Category: Relationship
Expert:  Ms Chase replied 5 years ago.
Hello,

How did the two of you meet?

How long prior before the two of you got together did she leave her previous relationship?

Do you know if she is still experiencing pain?

What kind of pain was it?

Chase
Customer: replied 5 years ago.
We worked at the same factory and met there. If you are referring to the relationship that produced her child. From what I was told that ended when she found out she was pregnant and the father left her and was never involved in the childs life. I think she has had several relationships since then. I have no idea if she is still in pain or not. She will not talk to me and has only sent a few text messages. Her pain was cramping in the abdomin
Expert:  Ms Chase replied 5 years ago.
If what you are telling me is true...that you did not do any of the things that she is accusing you of, I would say that she either was unsure of the relationship in the beginning or some time after, became unsure or not wanting to be with you. Abdominal cramps in pregnancy can be due to stress, I'm not a doctor, and cannot give you advice on that, but when I was pregnant, I was told that stress could be a factor to cause a woman to have pain as well as miscarry.

Perhaps at some point she realized that it wasn't working out between the two of you (from her point of view) and rather than try to work things out, she chose to leave the situation.

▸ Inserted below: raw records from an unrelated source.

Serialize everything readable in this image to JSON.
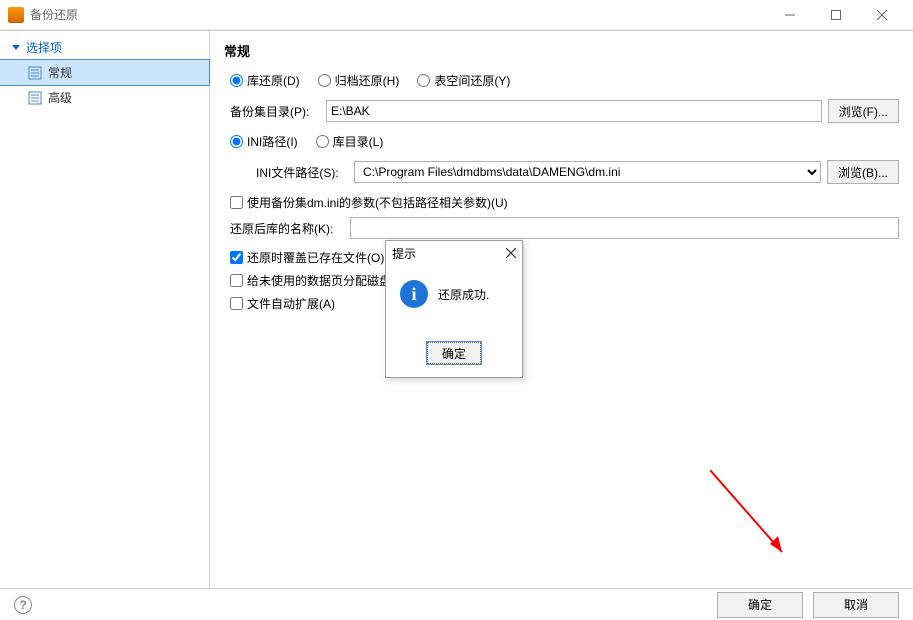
{
  "window": {
    "title": "备份还原"
  },
  "sidebar": {
    "header": "选择项",
    "items": [
      {
        "label": "常规"
      },
      {
        "label": "高级"
      }
    ]
  },
  "main": {
    "section_title": "常规",
    "restore_type": {
      "db": "库还原(D)",
      "archive": "归档还原(H)",
      "tablespace": "表空间还原(Y)"
    },
    "bak_dir_label": "备份集目录(P):",
    "bak_dir_value": "E:\\BAK",
    "browse_f": "浏览(F)...",
    "path_mode": {
      "ini": "INI路径(I)",
      "dbdir": "库目录(L)"
    },
    "ini_path_label": "INI文件路径(S):",
    "ini_path_value": "C:\\Program Files\\dmdbms\\data\\DAMENG\\dm.ini",
    "browse_b": "浏览(B)...",
    "chk_use_bak_params": "使用备份集dm.ini的参数(不包括路径相关参数)(U)",
    "restored_name_label": "还原后库的名称(K):",
    "restored_name_value": "",
    "chk_overwrite": "还原时覆盖已存在文件(O)",
    "chk_alloc_disk": "给未使用的数据页分配磁盘",
    "chk_auto_expand": "文件自动扩展(A)"
  },
  "dialog": {
    "title": "提示",
    "message": "还原成功.",
    "ok": "确定"
  },
  "footer": {
    "ok": "确定",
    "cancel": "取消"
  }
}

I can't say why she would do this (another man, fear of commitment, not really loving you) but none of them would make you feel better.

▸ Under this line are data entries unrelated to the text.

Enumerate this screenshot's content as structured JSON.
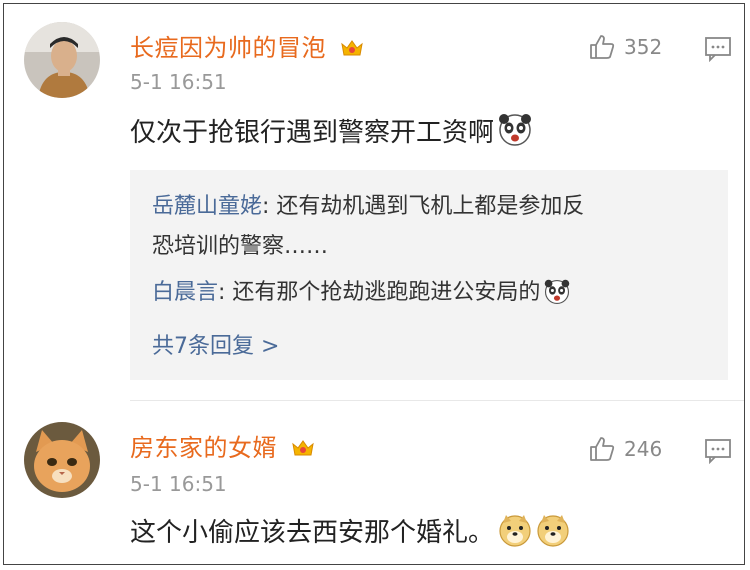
{
  "comments": [
    {
      "username": "长痘因为帅的冒泡",
      "time": "5-1 16:51",
      "text": "仅次于抢银行遇到警察开工资啊",
      "likes": "352",
      "replies": [
        {
          "author": "岳麓山童姥",
          "sep": ": ",
          "line1": "还有劫机遇到飞机上都是参加反",
          "line2": "恐培训的警察……"
        },
        {
          "author": "白晨言",
          "sep": ": ",
          "line1": "还有那个抢劫逃跑跑进公安局的"
        }
      ],
      "more_replies": "共7条回复 >"
    },
    {
      "username": "房东家的女婿",
      "time": "5-1 16:51",
      "text": "这个小偷应该去西安那个婚礼。",
      "likes": "246"
    }
  ],
  "colors": {
    "username": "#e86a1e",
    "reply_author": "#4a6a98",
    "reply_bg": "#f3f3f3",
    "meta": "#999999"
  },
  "icons": [
    "vip-crown-icon",
    "thumbs-up-icon",
    "comment-icon",
    "panda-emoji",
    "doge-emoji"
  ]
}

It's a heartbreaking and hard situation to go through, and since she won't talk to you, the best you can do is try to talk to her as much as she will allow you on text, and see if things may change when the child is born, however, based on her current behavior I would not count on it. I welcome your thoughts, let me know if you want to talk more.

Warmly

Chase
Ms Chase, Life Coach
Category: Relationship
Satisfied Customers: 2897
Experience: Over 20 yrs experience with Relationships, Sexuality, Friendship, and Family Issues
Ms Chase and other Relationship Specialists are ready to help you
Customer: replied 5 years ago.
Another thing she is saying is that I neglected her son because I didn't play with him. It wasn't that I didn't want anything to do with him it just wasn't something that I thought about doing. I am new to this whole being a daddy thing. I don't know what to do with a four year old. She was looking for me to step in and be the perfect father that he never had right away. In my opinion it takes time to create a bond like that with a child that is not yours.
Expert:  Ms Chase replied 5 years ago.
You're right that it does take time to create a bond, and some women think that a man they just meant should just jump into the role. It's unhealthy thinking on the woman's part and unhealthy for the child as well. The best thing for you to do would have been to simply try and make friends with the child since you were going to be in his life. The problem is, nothing is a given, even when you get married, and if you had of been close to her son, it would have been another loss. There's really no correct answer, but some women take something like that to heart. I wouldn't be surprised if that's not the largest part of the reason why she left.
Customer: replied 5 years ago.
I was close to him. It made me feel great that he was calling me daddy. I love him very much. I just had never been a father and didn't really know what to do. She never played with him much either. At least not while I was around. I can't say when I wasn't home. I tried to be involved with him. I got up every day and went along to take him to and from preschool. Always tried to give him what he wanted. I just don't understand what I was doing wrong as far as the child goes. I now understand that after the fact that I should have been more concerned with her needs than my own, but if she would have just talked to me about how she was feeling this whole situation could have been avoided. Any advice on how I can try to push things towards a reconciliation. It seems that she really believes that I was abusive to her. I want more than anything to get back together with her and for us all to be a family. I am seeing a counsilor to try to work on some of my issues. I have not told her anything about that though. I don't know if that would be a good idea or not.
Expert:  Ms Chase replied 5 years ago.
Hello,

It's understandable that you would feel that you really didn't know what to do if you've never been a dad. If she wasn't very involved with him when you weren't around it would have been unfair to expect you to be. I'm not saying that you were doing anything wrong with the child, what I'm saying is that she may have had expectations that you weren't living up to, which is unfair on her part if she wasn't informing you of these expectations.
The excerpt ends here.